Il y a donc là un véritable processus de « marchandisation d’un trouble », qui suppose au préalable la reconnaissance, la mobilisation et la réglementation des pouvoirs publics, afin de créer un véritable marché régulé aux bénéfices des prestataires « validés »
Dès lors, il faut pouvoir admettre que certaines conditions socio-historiques particulières ont pu contribuer à rendre « désirables » - aussi paradoxal que cela puisse paraitre- certains diagnostics, et en particulier celui d’autisme.
Car, outre les enjeux identitaires, les représentations collectives et les significations imaginaires qui investissent tel ou tel trouble, avec telle ou telle valence, il convient aussi d’appréhender des réalités très concrètes.
Par exemple, voici ce que peut évoquer le Pr Laurent Mottron à propos du l’augmentation massive de la prévalence de l’autisme : « la nature des outils diagnostics, l’obtention de services scolaires uniquement en fonction d’un diagnostic, l’existence de classes spéciales pour cette condition, la recherche d’un diagnostic ciblé plutôt que de tous les diagnostics possiblement présents chez un enfant sans hypothèse préalable, contribuent également à une augmentation artificielle des diagnostics d’autisme » à travers des critères diagnostiques « devenus triviaux ».
Ainsi, « les écoles feraient pression sur les médecins pour obtenir le diagnostic d'autisme qui débloquera les budgets dont elles auraient besoin pour offrir des services à cet enfant « autiste » ». Dès lors, on peut désormais comprendre que des parents « pleurent quand on enlève un diagnostic d'autisme » …
A l’évidence, la médicalisation et la problématisation d’un trouble infantile « hégémonique » supposent au préalable un travail de marketing, des stratégies de lobbying et l’allocation de financements, tant au niveau des organismes de recherche en vue de publications, que des relais de vulgarisation et de formation, mais aussi des instances politiques à même de « réorienter » les pratiques de terrain – par exemple, le 11 décembre 1996, la « loi Chossy » était promulguée en France pour garantir un accompagnement spécifique des autistes, et reconnaître l’autisme en tant que « handicap » ; et en 2016, une proposition de loi déposée par le député Fasquelle et soutenue par près d'une centaine de députés Les Républicains avait cherché à interdire toute pratique psychanalytique dans le traitement de l'autisme.

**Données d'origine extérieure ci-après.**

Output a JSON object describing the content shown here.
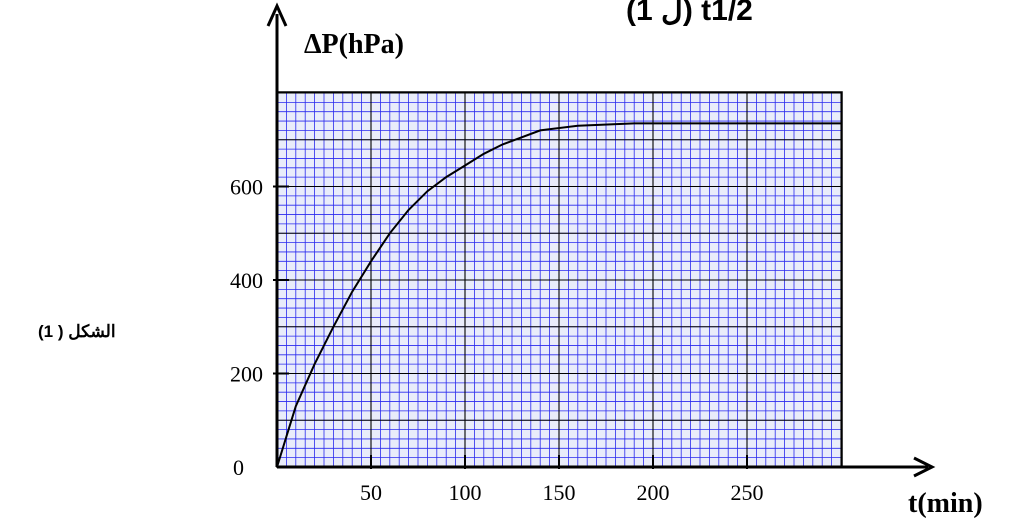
{
  "chart_data": {
    "type": "line",
    "title": "",
    "xlabel": "t(min)",
    "ylabel": "ΔP(hPa)",
    "figure_label": "الشكل ( 1)",
    "header_fragment": "(ل 1)   t1/2",
    "xlim": [
      0,
      300
    ],
    "ylim": [
      0,
      800
    ],
    "x_ticks": [
      50,
      100,
      150,
      200,
      250
    ],
    "y_ticks": [
      0,
      200,
      400,
      600
    ],
    "grid": true,
    "grid_minor_x": 5,
    "grid_minor_y": 20,
    "series": [
      {
        "x": [
          0,
          5,
          10,
          20,
          30,
          40,
          50,
          60,
          70,
          80,
          90,
          100,
          110,
          120,
          140,
          160,
          190,
          220,
          250,
          300
        ],
        "y": [
          0,
          65,
          130,
          220,
          300,
          375,
          440,
          500,
          550,
          590,
          620,
          645,
          670,
          690,
          720,
          730,
          735,
          735,
          735,
          735
        ]
      }
    ],
    "colors": {
      "grid_minor": "#2a2aee",
      "grid_major": "#000000",
      "plot_bg": "#e9ecfa",
      "curve": "#000000"
    }
  }
}
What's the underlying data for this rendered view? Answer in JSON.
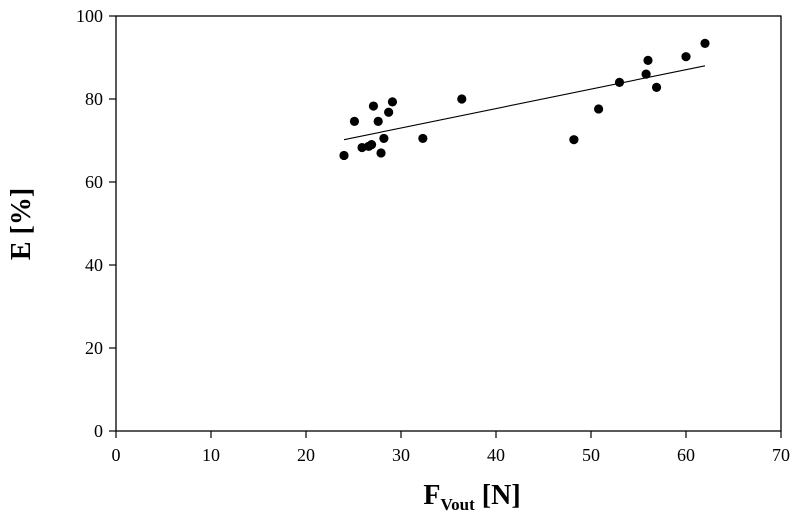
{
  "chart_data": {
    "type": "scatter",
    "xlabel": "F",
    "xlabel_sub": "Vout",
    "xlabel_unit": " [N]",
    "ylabel": "E [%]",
    "xlim": [
      0,
      70
    ],
    "ylim": [
      0,
      100
    ],
    "x_ticks": [
      "0",
      "10",
      "20",
      "30",
      "40",
      "50",
      "60",
      "70"
    ],
    "y_ticks": [
      "0",
      "20",
      "40",
      "60",
      "80",
      "100"
    ],
    "grid": false,
    "marker_color": "#000000",
    "points": [
      {
        "x": 24.0,
        "y": 66.4
      },
      {
        "x": 25.1,
        "y": 74.6
      },
      {
        "x": 25.9,
        "y": 68.3
      },
      {
        "x": 26.6,
        "y": 68.6
      },
      {
        "x": 26.9,
        "y": 69.0
      },
      {
        "x": 27.1,
        "y": 78.3
      },
      {
        "x": 27.6,
        "y": 74.6
      },
      {
        "x": 27.9,
        "y": 67.0
      },
      {
        "x": 28.2,
        "y": 70.5
      },
      {
        "x": 28.7,
        "y": 76.8
      },
      {
        "x": 29.1,
        "y": 79.3
      },
      {
        "x": 32.3,
        "y": 70.5
      },
      {
        "x": 36.4,
        "y": 80.0
      },
      {
        "x": 48.2,
        "y": 70.2
      },
      {
        "x": 50.8,
        "y": 77.6
      },
      {
        "x": 53.0,
        "y": 84.0
      },
      {
        "x": 55.8,
        "y": 86.0
      },
      {
        "x": 56.0,
        "y": 89.3
      },
      {
        "x": 56.9,
        "y": 82.8
      },
      {
        "x": 60.0,
        "y": 90.2
      },
      {
        "x": 62.0,
        "y": 93.4
      }
    ],
    "trendline": {
      "x": [
        24.0,
        62.0
      ],
      "y": [
        70.2,
        88.0
      ]
    }
  }
}
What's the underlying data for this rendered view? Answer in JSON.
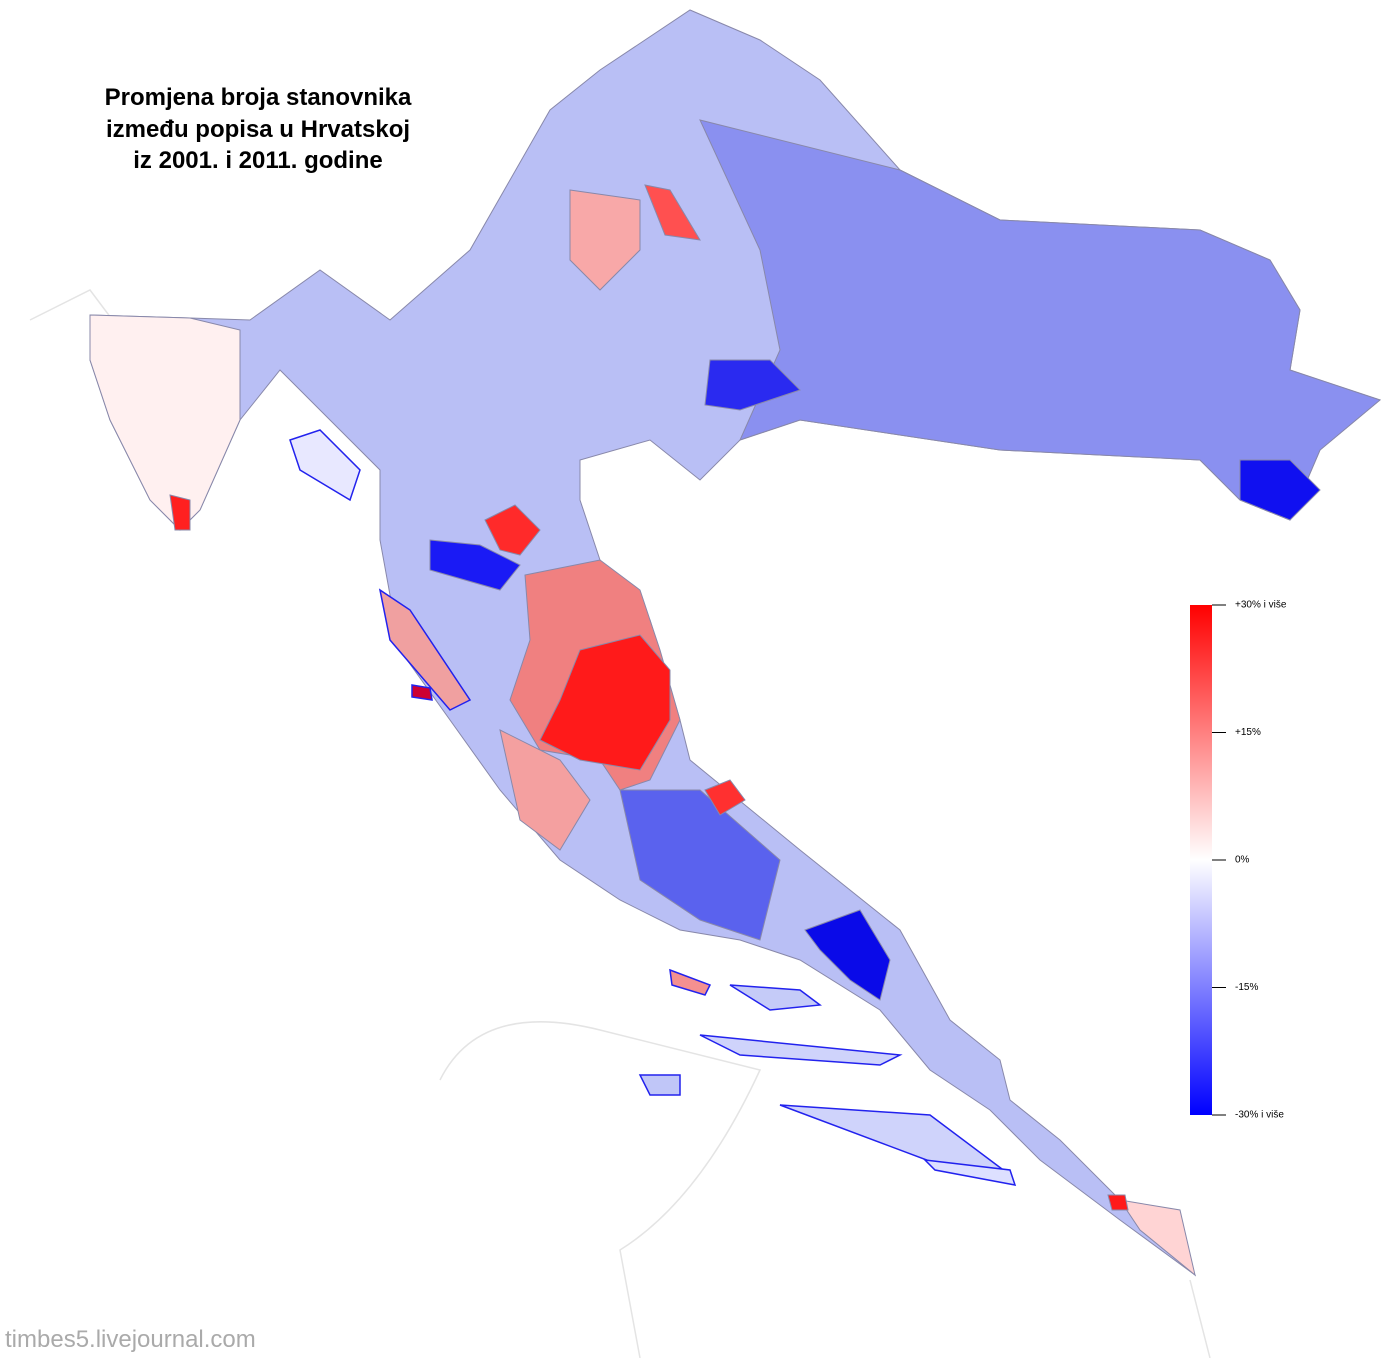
{
  "title": [
    "Promjena broja stanovnika",
    "između popisa u Hrvatskoj",
    "iz 2001. i 2011. godine"
  ],
  "legend": {
    "colors": [
      "#0000ff",
      "#ffffff",
      "#ff0000"
    ],
    "range": [
      -30,
      30
    ],
    "ticks": [
      {
        "value": 30,
        "label": "+30% i više"
      },
      {
        "value": 15,
        "label": "+15%"
      },
      {
        "value": 0,
        "label": "0%"
      },
      {
        "value": -15,
        "label": "-15%"
      },
      {
        "value": -30,
        "label": "-30% i više"
      }
    ]
  },
  "watermark": "timbes5.livejournal.com"
}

De surcroit, c’est toujours le discours biologique, cantonné à des déclinaisons très réductrices de la génétique et des neurosciences, qui est revendiqué comme seul critère d’autorité, participant alors à une naturalisation dépolitisante des catégorisations diagnostiques.
« Du coup, les enjeux qui sous-tendent la production et la médiatisation du discours de la psychiatrie biologique deviennent considérables. Il ne faut alors pas s’étonner de trouver dans ce discours de multiples distorsions, interprétations abusives et médiatisations erronées ».
Comme le souligne B. Chamak, les associations de familles de patients sont également devenues un acteur important du champ, en revendiquant une expertise spécifique, y compris dans le travail politique associé à l’établissement des catégories validées et priorisées. Ainsi, les pressions exercées à ce niveau ont contribué au « décollage du marché ».
« Les familles sont ainsi un maillon essentiel d’un champ où différents acteurs (les firmes pharmaceutiques, l’école, les assurances sociales, l’État) interagissent pour la généralisation du diagnostic et du traitement médicamenteux si le lobbying industriel est efficace ».
Certaines associations de parents sont d’ailleurs directement gestionnaires d’Etablissements médico-sociaux – « Sésame Autisme » assure la direction de 82 établissements en France, et « Autisme France » en gère 20, avec des conceptions parfois très rigides et normatives des modalités de prise en charge…
Comme le souligne Lise Demailly, « les associations de parents ont un rôle d’autant plus crucial dans la définition publique du problème de l’autisme, avec un impact idéologique sur les médias et le pouvoir politique, que les principaux intéressés sont pour l’essentiel muets socialement et que les connaissances scientifiques ne sont ni stabilisées ni consensuelles. Ces associations sont menées par des parents des classes moyennes ou supérieures, compétents pour mobiliser les ressources juridiques au niveau local, national ou international, utiliser les médias et les réseaux, intervenir auprès des députés ou des universités, exiger par exemple une modification d’un programme d’enseignement universitaire. Elles sont parvenues à faire de l’autisme un problème public et non plus seulement de santé publique, en argumentant à partir des taux de prévalence qui s’élèvent et d’un « retard français » vis-à-vis de pays nord-américains. Elles se sont aussi emparées du slogan « pratiques fondées sur les preuves », nouant des alliances avec des chercheurs en neuroscience (comme Frank Ramus, directeur de recherche au CNRS) ».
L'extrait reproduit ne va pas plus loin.